Saturday, December 16, 2006

Songs that transport me

The reason I started thinking about this has to do with my previous post about quitting my job. I was about to leave the house to drive to work and do this very profound thing, and I wanted to listen to some music so I wouldn't be so nervous. For some reason, I remembered what CD I was listening to the day I had my interview 10 years ago (Eric Johnson - Venus Isle), so I thought it would be fitting to listen to the same thing as I drove over to end my time there. It really had an effect on me to realize how much my life has changed in the past 10 years. But I also realized that music is my catalyst for memories. Some people remember what they were wearing at key moments in their lives; I remember what was on the radio.

I think I drive people crazy when we go to restaurants because I can't tune out the piped in mix of music in the background. I always stop in the middle of someone's conversation and say, "good song!" I actually wondered at one point if there was some type of career in making mixes for different restaurants to set the mood. I think I would be REALLY good at this, but I have yet to find out how to get into this very small niche.

I guess I just think music is very important, and can trigger so many different emotional responses. When I have been going through very tough times, I have a tendency to stop listening to music because it makes me very emotional. I remember when our dog Spencer finally succumbed to cancer, there was a Phil Collins song from the Disney Tarzan movie that was playing alot, and I couldn't listen to that song without thinking about Spencer and tearing up. In fact, I still can't.
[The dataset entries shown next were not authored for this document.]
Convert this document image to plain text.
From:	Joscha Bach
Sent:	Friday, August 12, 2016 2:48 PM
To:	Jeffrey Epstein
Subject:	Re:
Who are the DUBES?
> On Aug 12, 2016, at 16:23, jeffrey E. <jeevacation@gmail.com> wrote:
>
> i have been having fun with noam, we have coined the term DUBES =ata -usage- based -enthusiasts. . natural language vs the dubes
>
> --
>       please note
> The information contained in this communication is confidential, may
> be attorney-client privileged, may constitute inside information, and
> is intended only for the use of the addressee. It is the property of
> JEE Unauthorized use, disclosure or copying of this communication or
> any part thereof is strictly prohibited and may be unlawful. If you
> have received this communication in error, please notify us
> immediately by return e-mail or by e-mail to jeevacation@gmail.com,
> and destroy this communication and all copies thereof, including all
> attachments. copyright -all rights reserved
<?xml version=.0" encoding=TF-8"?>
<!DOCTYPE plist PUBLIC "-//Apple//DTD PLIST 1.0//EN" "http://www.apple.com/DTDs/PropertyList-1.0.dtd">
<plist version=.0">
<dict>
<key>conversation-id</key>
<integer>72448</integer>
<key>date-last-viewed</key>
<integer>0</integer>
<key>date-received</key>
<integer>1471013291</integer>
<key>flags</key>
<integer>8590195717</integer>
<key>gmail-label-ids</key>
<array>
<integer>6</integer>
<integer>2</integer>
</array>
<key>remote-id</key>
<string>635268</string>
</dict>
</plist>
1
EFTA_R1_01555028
When I discovered the Buena Vista Social Club outstanding CD of traditional Cuban music, I remember listening to it all the way through for the first time with my Mom driving down to Fredericksburg. We both realized how much my grandfather would have loved the music. Now I can't listen to it without thinking of him and imagining him humming along, or without thinking about that trip with my Mom and how much fun we always have on our road trips.

I won't ever be able to listen to a Carole King song again without thinking of Mom's surprise (sort of) birthday trip and seeing her live. Every time I listen to my Bread CD I think of my Dad, the smell of coffee and lazy Sunday mornings.

When I hear old-school country, especially Buck Owens, I think of Saturday nights at Nana and Papa's house. He would let me ride on his shins like a horse while he watched Hee Haw and Porter Waggoner.

And now, when I dance around the room with Gabriel (something I've discovered puts him to sleep faster and better than any other tactic), I realize I'm combining old memories of much beloved songs with making brand new ones. And even though none of his great grandparents ever got to hold him, they're smiling at the part they're getting to play in his life.